On Behalf of | Nov 8, 2016 | Wills

You’ll be hard-pressed to find anyone who enjoys the thought of drafting a last will and testament, as contemplating one’s own mortality is hardly pleasant. Still, doing so will not only ensure that your heirs receive what you want them to get from your estate after your death, but it should also give you some peace of mind.

Even so, according to a survey by AARP, a full 40 percent of U.S. residents 46 and older have not drawn up a will. Don’t be that guy (or gal). Take the bull by the horns and decide that you will do what is necessary to get your estate in order for your heirs and beneficiaries.

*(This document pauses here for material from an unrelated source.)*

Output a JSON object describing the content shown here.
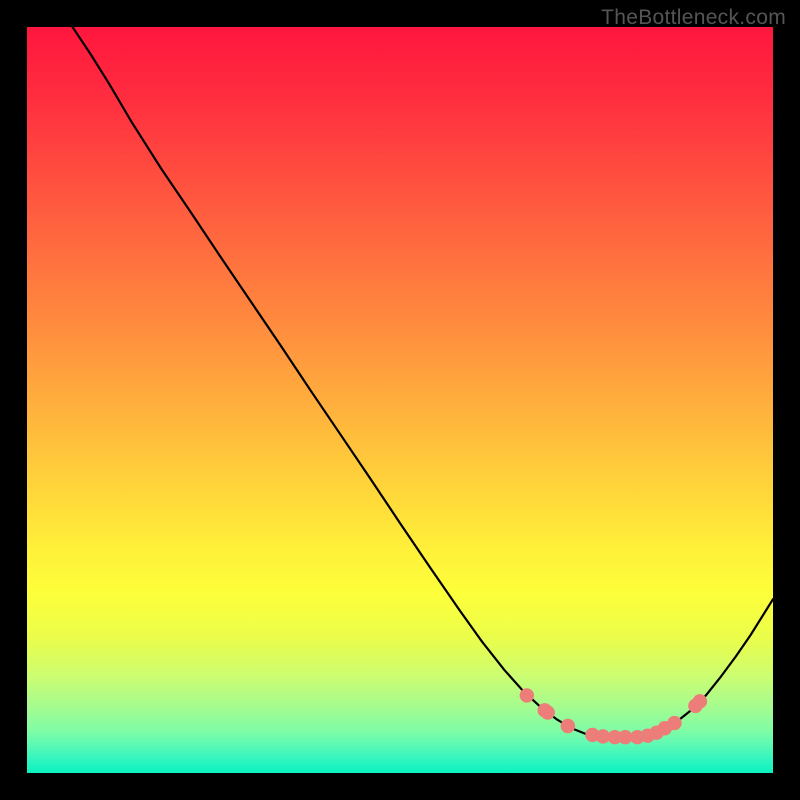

What should a will include?

The specifics of a will are determined by individual circumstances, assets and resources. For testators with few heirs or assets, a will can be summed up in just a few lines, witnessed, notarized and put in a safe but accessible place until it is needed. Those who have more assets, financial instruments and real property to pass on will probably want to get more granular and specific in their wills, listing legal descriptions, serial numbers and other identifying information.

It’s also important to accurately describe any sentimental items you want to bequeath to your heirs. Simply stating vague generalities like, “To my children, I leave my grandmother’s jewelry,” is a sure way to foment familial dissension. If you have more than one child and more than one piece of heirloom jewelry to bequeath, you should specify, “To Heather, I leave my mother’s amethyst brooch. To Simon, my father’s gold pocket watch.”

What isn’t included in wills

Many people are surprised to learn that most individual retirement accounts, pension benefits and insurance policies fall out of the breadth and scope of wills and are passed onto whomever you designate separately as a beneficiary. Should you forget that you already have one person designated on your IRA or 401(k) and make a behest in your will, ownership will default back to the named designee. This is one reason why savvy testators update their wills after major changes in life circumstances, such as death or divorce.

What happens to those who die without wills?

Those dying without valid wills in place are said to die intestate. Their estates are divided according to the laws of the state of California after the probate process has been completed. This is not an optimum situation, as it does not allow you any control over your estate or who will get what. But this situation can easily be avoided by consulting with an estate planning lawyer and drafting your will.